= Margaret Hayman =

British mathematics educator

Margaret Hayman (1923 – 26 July 1994, born Margaret Riley Crann) was a British mathematics educator who co-founded the British Mathematical Olympiad, wrote mathematics textbooks, and became president of the Mathematical Association.

==Life==
Margaret Riley Crann was born on 7 August 1923 in New Earswick in North Yorkshire, where her father Thomas Crann was a research chemist and her mother a teacher; she grew up as a Quaker. After studying at the Mill Mount School in York,
she read mathematics and then geography in Newnham College, Cambridge, and earned a master's degree from the University of Cambridge, beginning in 1941 and finishing in 1944. She became a social worker in Birmingham for a year before taking a position as a mathematics teacher at Putney High School, a girls' school in London where she eventually became head of mathematics.

In 1947, she married mathematician Walter Hayman.
He writes that they met at the Jesus Lane Friends Meeting House in Cambridge, in her third and his first year at Cambridge, and that they fell in love after she hit him with a celery stick for making a pun. Beyond her professional interests, she was also an amateur violinist and activist, joining the Aldermaston Marches for CND, fundraising for various causes and, in her later years, joining the board of North Yorkshire MIND.

Margaret and Walter had three daughters: Daphne, Carolyn and Sheila.

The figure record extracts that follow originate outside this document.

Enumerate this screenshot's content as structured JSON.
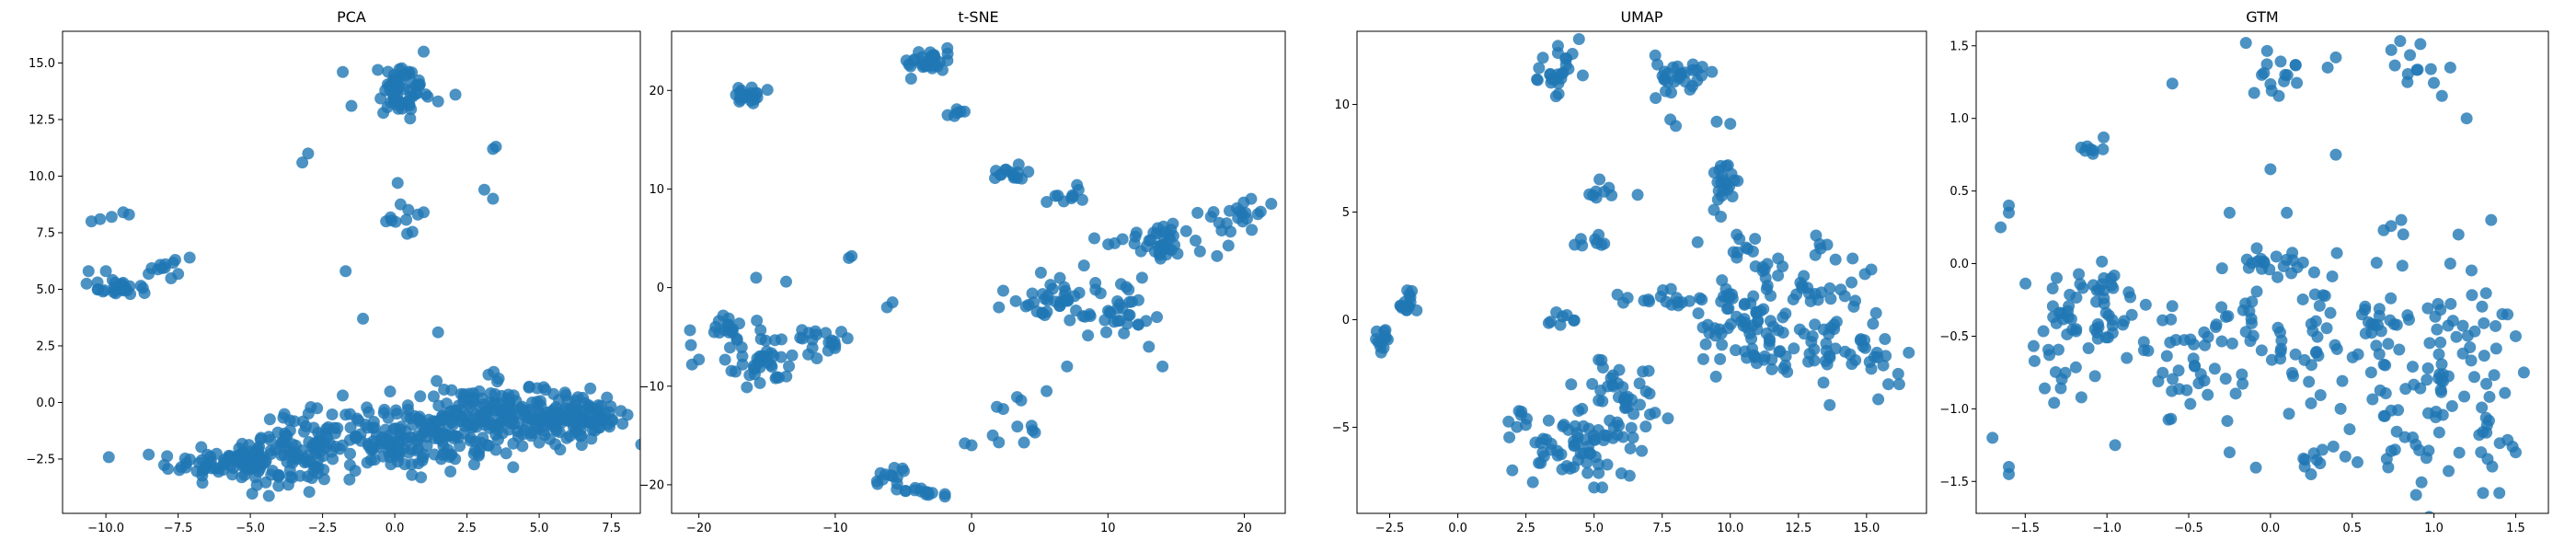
{
  "chart_data": [
    {
      "type": "scatter",
      "title": "PCA",
      "xlim": [
        -11.5,
        8.5
      ],
      "ylim": [
        -4.9,
        16.4
      ],
      "xticks": [
        -10.0,
        -7.5,
        -5.0,
        -2.5,
        0.0,
        2.5,
        5.0,
        7.5
      ],
      "yticks": [
        -2.5,
        0.0,
        2.5,
        5.0,
        7.5,
        10.0,
        12.5,
        15.0
      ],
      "xtick_labels": [
        "−10.0",
        "−7.5",
        "−5.0",
        "−2.5",
        "0.0",
        "2.5",
        "5.0",
        "7.5"
      ],
      "ytick_labels": [
        "−2.5",
        "0.0",
        "2.5",
        "5.0",
        "7.5",
        "10.0",
        "12.5",
        "15.0"
      ],
      "color": "#1f77b4",
      "clusters": [
        {
          "cx": -5.0,
          "cy": -2.6,
          "sx": 1.4,
          "sy": 0.5,
          "n": 140
        },
        {
          "cx": -2.8,
          "cy": -1.6,
          "sx": 0.9,
          "sy": 0.6,
          "n": 60
        },
        {
          "cx": 0.5,
          "cy": -1.6,
          "sx": 1.2,
          "sy": 0.7,
          "n": 130
        },
        {
          "cx": 3.0,
          "cy": -0.7,
          "sx": 1.3,
          "sy": 0.8,
          "n": 160
        },
        {
          "cx": 5.6,
          "cy": -0.6,
          "sx": 1.0,
          "sy": 0.6,
          "n": 100
        },
        {
          "cx": 7.0,
          "cy": -0.5,
          "sx": 0.4,
          "sy": 0.4,
          "n": 30
        },
        {
          "cx": 0.3,
          "cy": 13.8,
          "sx": 0.5,
          "sy": 0.6,
          "n": 60
        },
        {
          "cx": -9.6,
          "cy": 5.1,
          "sx": 0.5,
          "sy": 0.2,
          "n": 25
        },
        {
          "cx": -7.8,
          "cy": 5.8,
          "sx": 0.4,
          "sy": 0.3,
          "n": 10
        },
        {
          "cx": 0.2,
          "cy": 7.8,
          "sx": 0.3,
          "sy": 0.3,
          "n": 8
        }
      ],
      "points": [
        [
          -10.5,
          8.0
        ],
        [
          -10.2,
          8.1
        ],
        [
          -9.8,
          8.2
        ],
        [
          -9.4,
          8.4
        ],
        [
          -9.2,
          8.3
        ],
        [
          -10.6,
          5.8
        ],
        [
          -10.1,
          4.9
        ],
        [
          -10.0,
          5.8
        ],
        [
          -7.6,
          6.3
        ],
        [
          -7.1,
          6.4
        ],
        [
          -1.8,
          14.6
        ],
        [
          -3.2,
          10.6
        ],
        [
          -3.0,
          11.0
        ],
        [
          -1.5,
          13.1
        ],
        [
          -1.7,
          5.8
        ],
        [
          3.4,
          11.2
        ],
        [
          3.5,
          11.3
        ],
        [
          3.1,
          9.4
        ],
        [
          3.4,
          9.0
        ],
        [
          0.1,
          9.7
        ],
        [
          1.5,
          13.3
        ],
        [
          1.0,
          15.5
        ],
        [
          1.0,
          8.4
        ],
        [
          0.8,
          8.3
        ],
        [
          -1.1,
          3.7
        ],
        [
          1.5,
          3.1
        ],
        [
          -0.3,
          8.0
        ],
        [
          2.1,
          13.6
        ]
      ]
    },
    {
      "type": "scatter",
      "title": "t-SNE",
      "xlim": [
        -22.0,
        23.0
      ],
      "ylim": [
        -22.9,
        26.0
      ],
      "xticks": [
        -20,
        -10,
        0,
        10,
        20
      ],
      "yticks": [
        -20,
        -10,
        0,
        10,
        20
      ],
      "xtick_labels": [
        "−20",
        "−10",
        "0",
        "10",
        "20"
      ],
      "ytick_labels": [
        "−20",
        "−10",
        "0",
        "10",
        "20"
      ],
      "color": "#1f77b4",
      "clusters": [
        {
          "cx": -16.5,
          "cy": 19.5,
          "sx": 0.6,
          "sy": 0.5,
          "n": 20
        },
        {
          "cx": -3.0,
          "cy": 23.0,
          "sx": 0.8,
          "sy": 0.6,
          "n": 30
        },
        {
          "cx": -1.0,
          "cy": 17.8,
          "sx": 0.3,
          "sy": 0.3,
          "n": 6
        },
        {
          "cx": -15.5,
          "cy": -7.5,
          "sx": 1.2,
          "sy": 1.5,
          "n": 40
        },
        {
          "cx": -18.0,
          "cy": -4.0,
          "sx": 0.8,
          "sy": 0.8,
          "n": 20
        },
        {
          "cx": -11.0,
          "cy": -5.5,
          "sx": 1.2,
          "sy": 0.8,
          "n": 20
        },
        {
          "cx": -6.0,
          "cy": -19.2,
          "sx": 0.6,
          "sy": 0.6,
          "n": 12
        },
        {
          "cx": -3.5,
          "cy": -20.7,
          "sx": 0.9,
          "sy": 0.3,
          "n": 14
        },
        {
          "cx": 2.8,
          "cy": 11.5,
          "sx": 0.6,
          "sy": 0.4,
          "n": 15
        },
        {
          "cx": 6.0,
          "cy": -1.0,
          "sx": 1.8,
          "sy": 1.2,
          "n": 40
        },
        {
          "cx": 10.5,
          "cy": -2.5,
          "sx": 1.5,
          "sy": 1.5,
          "n": 30
        },
        {
          "cx": 14.0,
          "cy": 4.5,
          "sx": 1.8,
          "sy": 1.0,
          "n": 40
        },
        {
          "cx": 19.0,
          "cy": 7.5,
          "sx": 1.2,
          "sy": 1.0,
          "n": 20
        },
        {
          "cx": 7.0,
          "cy": 9.5,
          "sx": 0.7,
          "sy": 0.6,
          "n": 10
        },
        {
          "cx": 4.0,
          "cy": -13.5,
          "sx": 0.8,
          "sy": 1.5,
          "n": 10
        }
      ],
      "points": [
        [
          -20.5,
          -7.8
        ],
        [
          -20.0,
          -7.3
        ],
        [
          -9.0,
          3.0
        ],
        [
          -8.8,
          3.2
        ],
        [
          -6.2,
          -2.0
        ],
        [
          -5.8,
          -1.5
        ],
        [
          -0.5,
          -15.8
        ],
        [
          0.0,
          -16.0
        ],
        [
          12.5,
          1.0
        ],
        [
          13.0,
          -6.0
        ],
        [
          14.0,
          -8.0
        ],
        [
          2.0,
          -15.7
        ],
        [
          -13.6,
          0.6
        ],
        [
          -15.8,
          1.0
        ],
        [
          10.5,
          4.5
        ],
        [
          18.0,
          3.2
        ],
        [
          20.5,
          9.0
        ],
        [
          9.0,
          5.0
        ],
        [
          7.0,
          -8.0
        ],
        [
          5.5,
          -10.5
        ]
      ]
    },
    {
      "type": "scatter",
      "title": "UMAP",
      "xlim": [
        -3.7,
        17.2
      ],
      "ylim": [
        -9.0,
        13.4
      ],
      "xticks": [
        -2.5,
        0.0,
        2.5,
        5.0,
        7.5,
        10.0,
        12.5,
        15.0
      ],
      "yticks": [
        -5,
        0,
        5,
        10
      ],
      "xtick_labels": [
        "−2.5",
        "0.0",
        "2.5",
        "5.0",
        "7.5",
        "10.0",
        "12.5",
        "15.0"
      ],
      "ytick_labels": [
        "−5",
        "0",
        "5",
        "10"
      ],
      "color": "#1f77b4",
      "clusters": [
        {
          "cx": -1.8,
          "cy": 0.8,
          "sx": 0.25,
          "sy": 0.4,
          "n": 15
        },
        {
          "cx": -2.7,
          "cy": -0.8,
          "sx": 0.2,
          "sy": 0.4,
          "n": 12
        },
        {
          "cx": 3.7,
          "cy": 11.5,
          "sx": 0.4,
          "sy": 0.6,
          "n": 25
        },
        {
          "cx": 8.0,
          "cy": 11.4,
          "sx": 0.6,
          "sy": 0.5,
          "n": 30
        },
        {
          "cx": 9.8,
          "cy": 6.1,
          "sx": 0.35,
          "sy": 0.6,
          "n": 20
        },
        {
          "cx": 5.2,
          "cy": 6.0,
          "sx": 0.2,
          "sy": 0.3,
          "n": 8
        },
        {
          "cx": 5.0,
          "cy": 3.6,
          "sx": 0.3,
          "sy": 0.2,
          "n": 8
        },
        {
          "cx": 3.8,
          "cy": 0.0,
          "sx": 0.3,
          "sy": 0.2,
          "n": 8
        },
        {
          "cx": 8.0,
          "cy": 0.9,
          "sx": 1.0,
          "sy": 0.2,
          "n": 20
        },
        {
          "cx": 4.0,
          "cy": -5.8,
          "sx": 1.2,
          "sy": 0.8,
          "n": 60
        },
        {
          "cx": 6.0,
          "cy": -4.0,
          "sx": 0.8,
          "sy": 1.2,
          "n": 50
        },
        {
          "cx": 10.5,
          "cy": 0.0,
          "sx": 1.0,
          "sy": 0.8,
          "n": 40
        },
        {
          "cx": 12.5,
          "cy": 1.5,
          "sx": 1.2,
          "sy": 1.2,
          "n": 50
        },
        {
          "cx": 14.5,
          "cy": -1.5,
          "sx": 1.0,
          "sy": 1.0,
          "n": 40
        },
        {
          "cx": 11.0,
          "cy": -1.5,
          "sx": 1.2,
          "sy": 0.6,
          "n": 30
        },
        {
          "cx": 10.3,
          "cy": 3.8,
          "sx": 0.3,
          "sy": 0.5,
          "n": 10
        }
      ],
      "points": [
        [
          9.5,
          9.2
        ],
        [
          10.0,
          9.1
        ],
        [
          8.0,
          9.0
        ],
        [
          7.8,
          9.3
        ],
        [
          6.6,
          5.8
        ],
        [
          8.8,
          3.6
        ],
        [
          4.0,
          -6.8
        ],
        [
          5.0,
          -7.8
        ],
        [
          5.3,
          -7.8
        ],
        [
          16.2,
          -3.0
        ],
        [
          15.8,
          -3.0
        ],
        [
          9.4,
          5.1
        ],
        [
          2.0,
          -7.0
        ]
      ]
    },
    {
      "type": "scatter",
      "title": "GTM",
      "xlim": [
        -1.8,
        1.7
      ],
      "ylim": [
        -1.72,
        1.6
      ],
      "xticks": [
        -1.5,
        -1.0,
        -0.5,
        0.0,
        0.5,
        1.0,
        1.5
      ],
      "yticks": [
        -1.5,
        -1.0,
        -0.5,
        0.0,
        0.5,
        1.0,
        1.5
      ],
      "xtick_labels": [
        "−1.5",
        "−1.0",
        "−0.5",
        "0.0",
        "0.5",
        "1.0",
        "1.5"
      ],
      "ytick_labels": [
        "−1.5",
        "−1.0",
        "−0.5",
        "0.0",
        "0.5",
        "1.0",
        "1.5"
      ],
      "color": "#1f77b4",
      "clusters": [
        {
          "cx": -1.3,
          "cy": -0.5,
          "sx": 0.12,
          "sy": 0.25,
          "n": 40
        },
        {
          "cx": -1.0,
          "cy": -0.4,
          "sx": 0.1,
          "sy": 0.2,
          "n": 30
        },
        {
          "cx": -0.5,
          "cy": -0.6,
          "sx": 0.15,
          "sy": 0.25,
          "n": 40
        },
        {
          "cx": -0.1,
          "cy": -0.4,
          "sx": 0.1,
          "sy": 0.3,
          "n": 25
        },
        {
          "cx": 0.3,
          "cy": -0.6,
          "sx": 0.12,
          "sy": 0.3,
          "n": 40
        },
        {
          "cx": 0.75,
          "cy": -0.5,
          "sx": 0.12,
          "sy": 0.3,
          "n": 40
        },
        {
          "cx": 1.2,
          "cy": -0.6,
          "sx": 0.15,
          "sy": 0.3,
          "n": 40
        },
        {
          "cx": 0.9,
          "cy": -1.2,
          "sx": 0.12,
          "sy": 0.25,
          "n": 25
        },
        {
          "cx": 0.05,
          "cy": 1.3,
          "sx": 0.08,
          "sy": 0.08,
          "n": 15
        },
        {
          "cx": 0.9,
          "cy": 1.35,
          "sx": 0.08,
          "sy": 0.1,
          "n": 12
        },
        {
          "cx": -1.1,
          "cy": 0.78,
          "sx": 0.06,
          "sy": 0.04,
          "n": 8
        },
        {
          "cx": 0.0,
          "cy": 0.0,
          "sx": 0.1,
          "sy": 0.08,
          "n": 15
        },
        {
          "cx": 0.3,
          "cy": -1.4,
          "sx": 0.1,
          "sy": 0.1,
          "n": 10
        },
        {
          "cx": 1.35,
          "cy": -1.2,
          "sx": 0.12,
          "sy": 0.1,
          "n": 12
        }
      ],
      "points": [
        [
          -1.6,
          0.35
        ],
        [
          -1.6,
          0.4
        ],
        [
          -1.65,
          0.25
        ],
        [
          -1.7,
          -1.2
        ],
        [
          -1.6,
          -1.4
        ],
        [
          -1.6,
          -1.45
        ],
        [
          -0.15,
          1.52
        ],
        [
          -0.6,
          1.24
        ],
        [
          0.35,
          1.35
        ],
        [
          0.4,
          1.42
        ],
        [
          1.1,
          1.35
        ],
        [
          1.2,
          1.0
        ],
        [
          0.4,
          0.75
        ],
        [
          0.0,
          0.65
        ],
        [
          -0.25,
          0.35
        ],
        [
          0.1,
          0.35
        ],
        [
          1.15,
          0.2
        ],
        [
          1.35,
          0.3
        ],
        [
          1.45,
          -0.35
        ],
        [
          1.5,
          -0.5
        ],
        [
          1.55,
          -0.75
        ],
        [
          1.5,
          -1.3
        ],
        [
          1.4,
          -1.58
        ],
        [
          1.3,
          -1.58
        ],
        [
          0.8,
          0.3
        ],
        [
          -0.95,
          -1.25
        ],
        [
          -0.3,
          -0.3
        ],
        [
          -0.25,
          -1.3
        ],
        [
          0.7,
          -1.05
        ],
        [
          1.1,
          0.0
        ]
      ]
    }
  ]
}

She retired from Putney High School in 1985, and returned with her husband to Yorkshire. She died on 26 July 1994.

==Contributions==
In 1966, Hayman and her husband founded the British Mathematical Olympiad. Hayman took an active part in the meetings of proponents of the competition, helped negotiate the role of the British Olympiad in the International Mathematical Olympiad, and fought for funding for the competition and for the good will of the Mathematical Association towards the competition.

She taught master classes in mathematics teaching for the Royal Institution, and became the author of mathematical textbooks, including:
- Multiple Choice Modern Mathematics (Nelson, 1969)
- Essential Mathematics (Macmillan 1971)

She became president of the Mathematical Association for the 1974–1975 term, and a member of the council of the Institute of Mathematics and its Applications. Her philosophy as president of the Mathematical Association involved keeping the mathematics curriculum flexible enough to ensure that all pupils received a mathematical education fitting their individual needs.